A witness for the Crown prosecuting the case, Ronald Bloore was no stranger to art censorship in Canada. In 1965 his wife, Toronto gallery owner Dorothy Cameron, had been charged and prosecuted in relation to an exhibition of art at her gallery and the results had been catastrophic for her. Eli Langer remembers the apparent willingness of Bloore to testify against his art as being strange, but at trial Ronald Bloore turned the leading questions of the Crown against them, citing the state censorship by the Nazis and calling Langer's artwork "marvellous." Taken aback by the trojan horse witness, the Crown called a recess. Bloore was greeted by an elated Eli Langer and his mother Pearl, and told them, "I've waited 27 years to get these bastards for what they did to my wife!" To this day Langer believes the difficulty of his trial was worth it for the poetic justice done by Ronald Bloore.

Langer's legal victory led to reinterpretation of "prior restraint" to prevent inexperienced police officers from again using an easily obtained "tele-warrant" to carry out similar raids on art exhibitions. Obtaining a warrant now requires the stricter scrutiny of experienced judges.

==Current artistic career==
His difficult personal experience at the centre of the media sensationalism and legal interpretations of his practice at the time did not long interrupt his interests and development as an artist. He claims that the event was a culmination of testing the boundaries of moral and creative conventions and that the event briefly made art and freedom of expression a household topic across Canada.

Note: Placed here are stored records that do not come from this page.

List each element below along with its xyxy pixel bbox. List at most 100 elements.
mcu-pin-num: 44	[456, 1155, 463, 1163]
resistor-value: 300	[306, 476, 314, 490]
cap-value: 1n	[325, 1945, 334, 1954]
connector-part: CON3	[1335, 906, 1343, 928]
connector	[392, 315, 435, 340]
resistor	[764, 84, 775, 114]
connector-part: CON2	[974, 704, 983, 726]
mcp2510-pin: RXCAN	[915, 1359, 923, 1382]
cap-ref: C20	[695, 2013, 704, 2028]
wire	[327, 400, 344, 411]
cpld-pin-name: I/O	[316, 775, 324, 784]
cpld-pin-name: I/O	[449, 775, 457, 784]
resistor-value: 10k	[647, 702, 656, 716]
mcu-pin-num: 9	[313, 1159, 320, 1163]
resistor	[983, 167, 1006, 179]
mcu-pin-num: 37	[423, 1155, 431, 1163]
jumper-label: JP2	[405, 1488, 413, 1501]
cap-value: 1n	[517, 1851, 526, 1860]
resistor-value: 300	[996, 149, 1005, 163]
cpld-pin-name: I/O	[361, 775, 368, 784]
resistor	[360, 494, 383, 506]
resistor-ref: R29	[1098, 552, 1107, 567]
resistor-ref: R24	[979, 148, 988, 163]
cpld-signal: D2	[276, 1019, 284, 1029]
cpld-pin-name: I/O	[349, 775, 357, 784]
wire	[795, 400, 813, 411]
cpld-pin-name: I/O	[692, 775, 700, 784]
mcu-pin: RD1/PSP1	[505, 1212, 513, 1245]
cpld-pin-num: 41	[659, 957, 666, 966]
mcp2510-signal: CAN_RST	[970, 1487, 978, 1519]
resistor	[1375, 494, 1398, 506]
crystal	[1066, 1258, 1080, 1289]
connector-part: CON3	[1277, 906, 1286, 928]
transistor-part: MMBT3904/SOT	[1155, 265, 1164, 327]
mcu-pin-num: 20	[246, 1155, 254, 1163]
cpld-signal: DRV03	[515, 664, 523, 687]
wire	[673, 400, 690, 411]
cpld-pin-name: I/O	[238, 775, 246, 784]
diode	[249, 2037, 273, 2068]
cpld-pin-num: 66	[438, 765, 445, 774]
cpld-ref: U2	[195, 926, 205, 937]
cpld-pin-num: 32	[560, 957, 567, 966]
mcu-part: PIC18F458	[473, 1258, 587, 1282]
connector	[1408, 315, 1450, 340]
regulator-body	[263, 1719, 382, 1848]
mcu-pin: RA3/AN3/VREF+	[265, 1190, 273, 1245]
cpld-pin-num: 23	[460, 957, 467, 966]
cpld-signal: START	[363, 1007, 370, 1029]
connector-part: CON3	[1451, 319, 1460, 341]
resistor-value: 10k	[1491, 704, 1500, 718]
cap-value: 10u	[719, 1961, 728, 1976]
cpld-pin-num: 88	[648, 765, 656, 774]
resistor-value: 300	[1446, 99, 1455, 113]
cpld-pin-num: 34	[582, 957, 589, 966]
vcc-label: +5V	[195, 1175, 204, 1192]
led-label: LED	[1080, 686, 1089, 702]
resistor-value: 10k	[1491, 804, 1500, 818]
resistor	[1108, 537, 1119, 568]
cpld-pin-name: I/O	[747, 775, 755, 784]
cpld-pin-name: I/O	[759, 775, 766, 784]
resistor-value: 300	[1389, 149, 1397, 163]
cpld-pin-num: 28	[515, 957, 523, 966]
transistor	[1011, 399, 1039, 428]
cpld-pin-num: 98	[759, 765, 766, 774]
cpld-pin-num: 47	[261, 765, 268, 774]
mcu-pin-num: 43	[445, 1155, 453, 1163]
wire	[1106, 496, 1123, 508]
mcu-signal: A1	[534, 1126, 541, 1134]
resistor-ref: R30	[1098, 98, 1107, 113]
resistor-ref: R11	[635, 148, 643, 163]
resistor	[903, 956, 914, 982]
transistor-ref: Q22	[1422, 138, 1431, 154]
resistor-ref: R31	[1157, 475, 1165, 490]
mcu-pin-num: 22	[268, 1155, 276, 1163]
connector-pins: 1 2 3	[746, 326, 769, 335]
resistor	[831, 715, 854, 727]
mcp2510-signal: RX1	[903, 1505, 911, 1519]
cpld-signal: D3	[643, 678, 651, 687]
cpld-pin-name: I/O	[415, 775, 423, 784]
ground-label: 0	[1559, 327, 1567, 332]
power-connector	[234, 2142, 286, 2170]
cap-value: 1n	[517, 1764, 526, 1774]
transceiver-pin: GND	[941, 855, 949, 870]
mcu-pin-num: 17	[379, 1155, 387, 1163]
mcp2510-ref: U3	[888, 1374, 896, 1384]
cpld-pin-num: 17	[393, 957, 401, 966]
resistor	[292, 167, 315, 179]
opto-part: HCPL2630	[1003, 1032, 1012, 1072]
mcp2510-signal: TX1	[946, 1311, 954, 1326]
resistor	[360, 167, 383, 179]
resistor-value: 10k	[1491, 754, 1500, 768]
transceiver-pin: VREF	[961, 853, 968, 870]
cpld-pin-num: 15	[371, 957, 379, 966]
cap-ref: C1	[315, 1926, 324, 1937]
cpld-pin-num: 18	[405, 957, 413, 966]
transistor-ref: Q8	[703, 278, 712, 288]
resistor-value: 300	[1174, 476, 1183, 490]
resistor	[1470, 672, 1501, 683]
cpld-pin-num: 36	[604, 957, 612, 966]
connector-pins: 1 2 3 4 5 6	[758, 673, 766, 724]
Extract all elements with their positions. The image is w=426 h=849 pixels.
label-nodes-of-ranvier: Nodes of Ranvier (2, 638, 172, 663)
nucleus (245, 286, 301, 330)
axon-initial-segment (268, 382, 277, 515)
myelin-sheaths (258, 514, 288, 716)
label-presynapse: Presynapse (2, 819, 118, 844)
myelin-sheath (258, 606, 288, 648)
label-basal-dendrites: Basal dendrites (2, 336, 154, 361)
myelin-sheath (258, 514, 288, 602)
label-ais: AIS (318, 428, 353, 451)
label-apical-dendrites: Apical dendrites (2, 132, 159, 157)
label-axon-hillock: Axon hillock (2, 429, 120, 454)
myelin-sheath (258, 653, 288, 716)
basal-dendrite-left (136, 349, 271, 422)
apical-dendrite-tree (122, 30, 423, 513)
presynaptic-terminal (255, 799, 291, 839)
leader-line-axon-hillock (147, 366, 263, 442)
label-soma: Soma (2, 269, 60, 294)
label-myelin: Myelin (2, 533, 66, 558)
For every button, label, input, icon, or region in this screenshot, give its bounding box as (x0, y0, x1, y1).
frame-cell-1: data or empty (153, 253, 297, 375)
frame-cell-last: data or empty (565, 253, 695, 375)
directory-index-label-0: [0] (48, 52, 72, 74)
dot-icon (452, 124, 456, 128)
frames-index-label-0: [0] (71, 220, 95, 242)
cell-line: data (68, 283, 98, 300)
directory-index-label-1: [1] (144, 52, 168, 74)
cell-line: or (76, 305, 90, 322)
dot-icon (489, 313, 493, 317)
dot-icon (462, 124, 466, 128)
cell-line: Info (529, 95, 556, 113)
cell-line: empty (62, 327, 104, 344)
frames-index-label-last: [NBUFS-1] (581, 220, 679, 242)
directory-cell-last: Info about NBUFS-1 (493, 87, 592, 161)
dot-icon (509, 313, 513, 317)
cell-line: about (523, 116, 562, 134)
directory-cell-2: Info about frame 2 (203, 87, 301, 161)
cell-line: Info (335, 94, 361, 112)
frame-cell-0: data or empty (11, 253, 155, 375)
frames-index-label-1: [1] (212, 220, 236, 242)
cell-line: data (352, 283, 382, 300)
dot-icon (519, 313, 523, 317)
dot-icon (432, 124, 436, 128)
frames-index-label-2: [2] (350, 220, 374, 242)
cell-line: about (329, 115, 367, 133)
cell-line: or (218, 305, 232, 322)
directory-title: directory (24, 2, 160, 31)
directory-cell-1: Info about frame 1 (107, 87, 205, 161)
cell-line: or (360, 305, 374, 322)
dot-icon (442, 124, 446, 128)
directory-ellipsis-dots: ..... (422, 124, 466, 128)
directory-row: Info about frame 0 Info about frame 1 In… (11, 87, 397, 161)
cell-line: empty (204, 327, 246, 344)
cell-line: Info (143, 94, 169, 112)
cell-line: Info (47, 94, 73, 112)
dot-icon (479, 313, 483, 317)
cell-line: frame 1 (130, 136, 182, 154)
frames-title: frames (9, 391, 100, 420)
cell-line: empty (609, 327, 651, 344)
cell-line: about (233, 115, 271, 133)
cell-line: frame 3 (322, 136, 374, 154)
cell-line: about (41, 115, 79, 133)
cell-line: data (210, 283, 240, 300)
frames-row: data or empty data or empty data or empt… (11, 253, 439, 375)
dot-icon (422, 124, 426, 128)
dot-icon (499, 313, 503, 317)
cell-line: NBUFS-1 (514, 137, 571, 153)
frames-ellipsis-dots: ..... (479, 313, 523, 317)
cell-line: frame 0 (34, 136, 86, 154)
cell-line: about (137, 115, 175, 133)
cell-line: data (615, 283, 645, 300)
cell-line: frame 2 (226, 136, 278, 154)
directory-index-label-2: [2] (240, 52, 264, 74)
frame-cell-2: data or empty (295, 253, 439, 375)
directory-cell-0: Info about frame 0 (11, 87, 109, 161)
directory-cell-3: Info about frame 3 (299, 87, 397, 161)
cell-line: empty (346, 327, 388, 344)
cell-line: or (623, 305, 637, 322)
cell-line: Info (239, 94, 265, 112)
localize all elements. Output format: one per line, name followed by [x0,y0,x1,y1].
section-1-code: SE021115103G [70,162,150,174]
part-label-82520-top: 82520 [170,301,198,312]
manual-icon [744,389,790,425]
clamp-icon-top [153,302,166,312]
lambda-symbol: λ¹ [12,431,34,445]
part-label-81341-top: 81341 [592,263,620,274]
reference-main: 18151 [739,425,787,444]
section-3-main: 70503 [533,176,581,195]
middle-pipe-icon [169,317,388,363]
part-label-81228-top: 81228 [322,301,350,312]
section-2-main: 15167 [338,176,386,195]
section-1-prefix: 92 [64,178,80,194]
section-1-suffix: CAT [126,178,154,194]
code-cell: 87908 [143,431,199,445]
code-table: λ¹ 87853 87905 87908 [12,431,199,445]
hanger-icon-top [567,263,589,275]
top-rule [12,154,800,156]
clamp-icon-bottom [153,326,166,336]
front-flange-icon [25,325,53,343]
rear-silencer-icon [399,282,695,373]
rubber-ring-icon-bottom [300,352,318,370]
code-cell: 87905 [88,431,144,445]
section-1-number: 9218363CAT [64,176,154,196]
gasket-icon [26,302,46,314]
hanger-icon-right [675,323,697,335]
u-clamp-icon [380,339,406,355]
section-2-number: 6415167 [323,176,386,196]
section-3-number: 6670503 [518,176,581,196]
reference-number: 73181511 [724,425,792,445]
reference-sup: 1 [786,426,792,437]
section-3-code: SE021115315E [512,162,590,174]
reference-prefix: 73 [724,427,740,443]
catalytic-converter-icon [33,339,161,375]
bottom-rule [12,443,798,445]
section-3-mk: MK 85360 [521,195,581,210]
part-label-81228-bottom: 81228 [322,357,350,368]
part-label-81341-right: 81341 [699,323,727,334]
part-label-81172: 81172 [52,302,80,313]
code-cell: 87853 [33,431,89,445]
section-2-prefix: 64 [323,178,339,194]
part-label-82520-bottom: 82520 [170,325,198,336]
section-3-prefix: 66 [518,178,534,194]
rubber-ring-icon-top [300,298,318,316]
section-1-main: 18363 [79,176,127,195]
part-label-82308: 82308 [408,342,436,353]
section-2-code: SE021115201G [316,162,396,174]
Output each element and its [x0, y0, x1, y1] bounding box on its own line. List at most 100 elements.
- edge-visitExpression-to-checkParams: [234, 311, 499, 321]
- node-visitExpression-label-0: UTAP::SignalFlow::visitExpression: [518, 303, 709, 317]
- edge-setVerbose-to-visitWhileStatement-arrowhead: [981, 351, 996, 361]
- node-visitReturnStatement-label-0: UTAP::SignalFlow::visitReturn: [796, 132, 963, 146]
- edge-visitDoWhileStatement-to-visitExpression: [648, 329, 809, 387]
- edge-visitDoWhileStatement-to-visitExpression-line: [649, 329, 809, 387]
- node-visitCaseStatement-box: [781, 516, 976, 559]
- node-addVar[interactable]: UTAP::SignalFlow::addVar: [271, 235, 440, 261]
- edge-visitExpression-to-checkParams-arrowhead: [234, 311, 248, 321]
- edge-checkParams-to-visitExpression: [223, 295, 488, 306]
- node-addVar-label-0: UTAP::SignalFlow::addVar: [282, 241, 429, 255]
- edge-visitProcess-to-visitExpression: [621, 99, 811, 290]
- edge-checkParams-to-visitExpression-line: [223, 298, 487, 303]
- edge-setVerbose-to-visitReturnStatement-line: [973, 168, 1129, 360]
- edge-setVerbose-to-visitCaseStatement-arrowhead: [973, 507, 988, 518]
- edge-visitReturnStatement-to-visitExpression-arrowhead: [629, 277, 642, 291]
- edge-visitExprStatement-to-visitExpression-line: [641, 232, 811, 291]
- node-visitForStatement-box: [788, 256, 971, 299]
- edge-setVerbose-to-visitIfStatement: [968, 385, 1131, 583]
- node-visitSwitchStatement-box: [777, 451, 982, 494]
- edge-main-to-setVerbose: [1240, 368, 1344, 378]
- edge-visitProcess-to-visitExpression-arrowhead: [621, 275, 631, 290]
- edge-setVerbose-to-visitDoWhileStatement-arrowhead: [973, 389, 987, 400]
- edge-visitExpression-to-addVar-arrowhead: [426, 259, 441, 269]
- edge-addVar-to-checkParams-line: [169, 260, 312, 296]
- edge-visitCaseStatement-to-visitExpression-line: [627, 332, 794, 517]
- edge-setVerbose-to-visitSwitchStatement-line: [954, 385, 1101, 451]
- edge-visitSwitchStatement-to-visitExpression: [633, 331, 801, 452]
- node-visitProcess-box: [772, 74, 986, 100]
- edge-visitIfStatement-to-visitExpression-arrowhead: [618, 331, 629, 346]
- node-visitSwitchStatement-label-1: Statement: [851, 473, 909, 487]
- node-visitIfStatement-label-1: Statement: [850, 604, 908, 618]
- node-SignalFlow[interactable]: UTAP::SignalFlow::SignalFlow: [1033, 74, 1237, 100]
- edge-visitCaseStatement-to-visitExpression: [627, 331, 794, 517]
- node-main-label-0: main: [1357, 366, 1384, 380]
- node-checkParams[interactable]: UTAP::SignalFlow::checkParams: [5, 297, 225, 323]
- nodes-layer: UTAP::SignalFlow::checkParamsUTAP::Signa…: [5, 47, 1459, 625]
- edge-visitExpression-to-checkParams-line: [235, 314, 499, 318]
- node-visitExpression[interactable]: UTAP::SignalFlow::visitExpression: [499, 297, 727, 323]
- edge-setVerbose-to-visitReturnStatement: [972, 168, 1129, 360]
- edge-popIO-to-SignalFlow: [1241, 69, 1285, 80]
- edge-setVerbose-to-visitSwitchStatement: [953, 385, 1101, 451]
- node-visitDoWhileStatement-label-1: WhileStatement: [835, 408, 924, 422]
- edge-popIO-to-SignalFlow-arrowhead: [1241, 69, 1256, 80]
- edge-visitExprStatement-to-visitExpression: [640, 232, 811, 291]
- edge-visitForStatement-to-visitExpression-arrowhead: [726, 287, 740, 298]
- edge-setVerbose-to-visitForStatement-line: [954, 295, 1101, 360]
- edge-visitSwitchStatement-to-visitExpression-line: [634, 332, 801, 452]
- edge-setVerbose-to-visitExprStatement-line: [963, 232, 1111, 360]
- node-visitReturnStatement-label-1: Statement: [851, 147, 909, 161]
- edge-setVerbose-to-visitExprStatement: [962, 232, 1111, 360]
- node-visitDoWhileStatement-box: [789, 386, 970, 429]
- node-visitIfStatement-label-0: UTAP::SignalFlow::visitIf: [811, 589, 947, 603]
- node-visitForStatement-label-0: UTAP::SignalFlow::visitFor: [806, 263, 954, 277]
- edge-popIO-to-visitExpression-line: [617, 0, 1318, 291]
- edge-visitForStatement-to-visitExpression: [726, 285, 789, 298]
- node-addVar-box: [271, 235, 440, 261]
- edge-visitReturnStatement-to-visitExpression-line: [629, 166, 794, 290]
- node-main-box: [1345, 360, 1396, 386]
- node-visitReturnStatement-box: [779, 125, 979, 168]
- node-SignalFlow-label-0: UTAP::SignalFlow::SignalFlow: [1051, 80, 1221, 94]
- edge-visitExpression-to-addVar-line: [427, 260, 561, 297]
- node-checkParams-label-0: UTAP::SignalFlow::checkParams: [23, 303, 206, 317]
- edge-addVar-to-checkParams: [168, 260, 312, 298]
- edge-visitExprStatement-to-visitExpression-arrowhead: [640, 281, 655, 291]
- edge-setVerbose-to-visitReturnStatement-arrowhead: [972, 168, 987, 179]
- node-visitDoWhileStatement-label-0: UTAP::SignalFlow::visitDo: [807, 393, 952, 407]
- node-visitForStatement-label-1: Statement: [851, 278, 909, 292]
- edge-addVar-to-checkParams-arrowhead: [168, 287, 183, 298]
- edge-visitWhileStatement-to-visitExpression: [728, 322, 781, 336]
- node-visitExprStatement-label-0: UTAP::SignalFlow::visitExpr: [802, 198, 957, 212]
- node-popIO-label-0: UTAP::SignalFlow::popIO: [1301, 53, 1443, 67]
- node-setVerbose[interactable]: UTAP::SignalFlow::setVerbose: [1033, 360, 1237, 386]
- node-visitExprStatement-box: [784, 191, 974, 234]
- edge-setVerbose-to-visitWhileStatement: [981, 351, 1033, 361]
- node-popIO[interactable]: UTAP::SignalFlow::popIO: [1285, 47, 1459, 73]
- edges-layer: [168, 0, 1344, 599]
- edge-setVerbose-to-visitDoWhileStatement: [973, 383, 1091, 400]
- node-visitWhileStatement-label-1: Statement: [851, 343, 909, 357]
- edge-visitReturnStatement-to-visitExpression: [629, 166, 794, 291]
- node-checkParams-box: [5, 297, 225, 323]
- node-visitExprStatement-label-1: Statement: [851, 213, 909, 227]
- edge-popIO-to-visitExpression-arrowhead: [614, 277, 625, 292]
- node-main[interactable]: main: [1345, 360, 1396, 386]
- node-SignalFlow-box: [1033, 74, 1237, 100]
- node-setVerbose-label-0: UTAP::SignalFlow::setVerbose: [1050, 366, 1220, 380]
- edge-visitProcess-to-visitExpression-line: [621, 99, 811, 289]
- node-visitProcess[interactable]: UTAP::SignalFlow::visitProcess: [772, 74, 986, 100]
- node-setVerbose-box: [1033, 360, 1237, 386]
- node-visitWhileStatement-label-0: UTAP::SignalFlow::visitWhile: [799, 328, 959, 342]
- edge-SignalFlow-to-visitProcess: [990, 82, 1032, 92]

According to Langer, his art practice developed beyond the morality issue fight-picking he did as a younger painter and with which he exhausted his willingness for dealing with legal and moralistic entities. He adds that he moved on, seeking clarity and distance from the event and clearing the way for a "more substantive articulation of ideas and art making practice ".

He has shown painting and other works in international exhibitions none of which referred to the art or controversy of the Mercer Union show or subsequent trial.

On January 18, 2008, Langer had his third solo show at Daniel Hug Gallery in Los Angeles. Langer taught painting in both the undergraduate and graduate program at UCLA in 2009. Langer exhibited at Clint Roenisch gallery in Toronto in 2015 and continues to paint and exhibit internationally.